Search code examples
pythonmachine-learningneural-networkloss-function

Understanding Cross Entropy Loss


I see a lot of explanations about CEL or binary cross entropy loss in the context where the ground truth is say, a 0 or 1, and then you get a function like:

def CrossEntropy(yHat, y):
    if yHat == 1:
      return -log(y)
    else:
      return -log(1 - y)

However, I'm confused at how BCE works when your yHat is not a discrete 0 or 1. For example if I want to look at reconstruction loss for an MNIST digit where my ground truths are 0 < yHat < 1, and my predictions are also in the same range, how does this change my function?

EDIT:

Apologies let me give some more context for my confusion. In the PyTorch tutorials on VAEs they use BCE to calculate reconstruction loss, where yhat (as far as I understand, is not discrete). See:

https://github.com/pytorch/examples/blob/master/vae/main.py

The implementation works...but I don't understand how that BCE loss is calculated in this case.


Solution

  • Cross entropy measures distance between any two probability distributions. In what you describe (the VAE), MNIST image pixels are interpreted as probabilities for pixels being "on/off". In that case your target probability distribution is simply not a dirac distribution (0 or 1) but can have different values. See the cross entropy definition on Wikipedia.

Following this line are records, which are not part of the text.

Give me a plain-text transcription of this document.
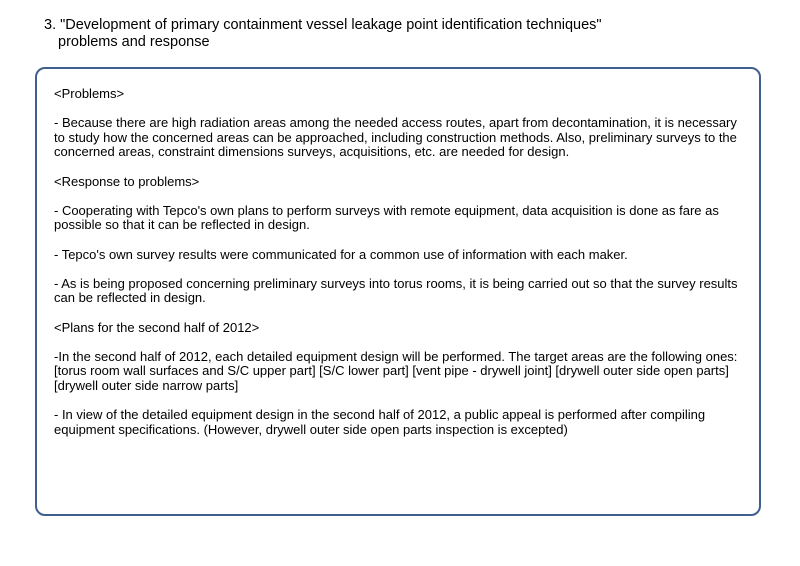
3. "Development of primary containment vessel leakage point identification techniques"
problems and response
<Problems>
- Because there are high radiation areas among the needed access routes, apart from decontamination, it is necessary to study how the concerned areas can be approached, including construction methods. Also, preliminary surveys to the concerned areas, constraint dimensions surveys, acquisitions, etc. are needed for design.
<Response to problems>
- Cooperating with Tepco's own plans to perform surveys with remote equipment, data acquisition is done as fare as possible so that it can be reflected in design.
- Tepco's own survey results were communicated for a common use of information with each maker.
- As is being proposed concerning preliminary surveys into torus rooms, it is being carried out so that the survey results can be reflected in design.
<Plans for the second half of 2012>
-In the second half of 2012, each detailed equipment design will be performed. The target areas are the following ones: [torus room wall surfaces and S/C upper part] [S/C lower part] [vent pipe - drywell joint] [drywell outer side open parts] [drywell outer side narrow parts]
- In view of the detailed equipment design in the second half of 2012, a public appeal is performed after compiling equipment specifications. (However, drywell outer side open parts inspection is excepted)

    With the above as a reference, let's say your model outputs a reconstruction for a certain pixel of 0.7. This essentially says that your model estimates p(pixel=1) = 0.7, and accordingly p(pixel=0) = 0.3.
    If the target pixels would just be 0 or 1, your cross entropy for this pixel would either be -log(0.3) if the true pixel is 0 or -log(0.7) (a smaller value) if the true pixel is 1.
    The full formula would be -(0*log(0.3) + 1*log(0.7)) if the true pixel is 1 or -(1*log(0.3) + 1*log(0.7)) otherwise.

    Let's say your target pixel is actually 0.6! This essentially says that the pixel has a probability of 0.6 to be on and 0.4 to be off.
    This simply changes the cross entropy computation to -(0.4*log(0.3) + 0.6*log(0.7)).

    Finally, you can simply average/sum these per-pixel cross-entropies over the image.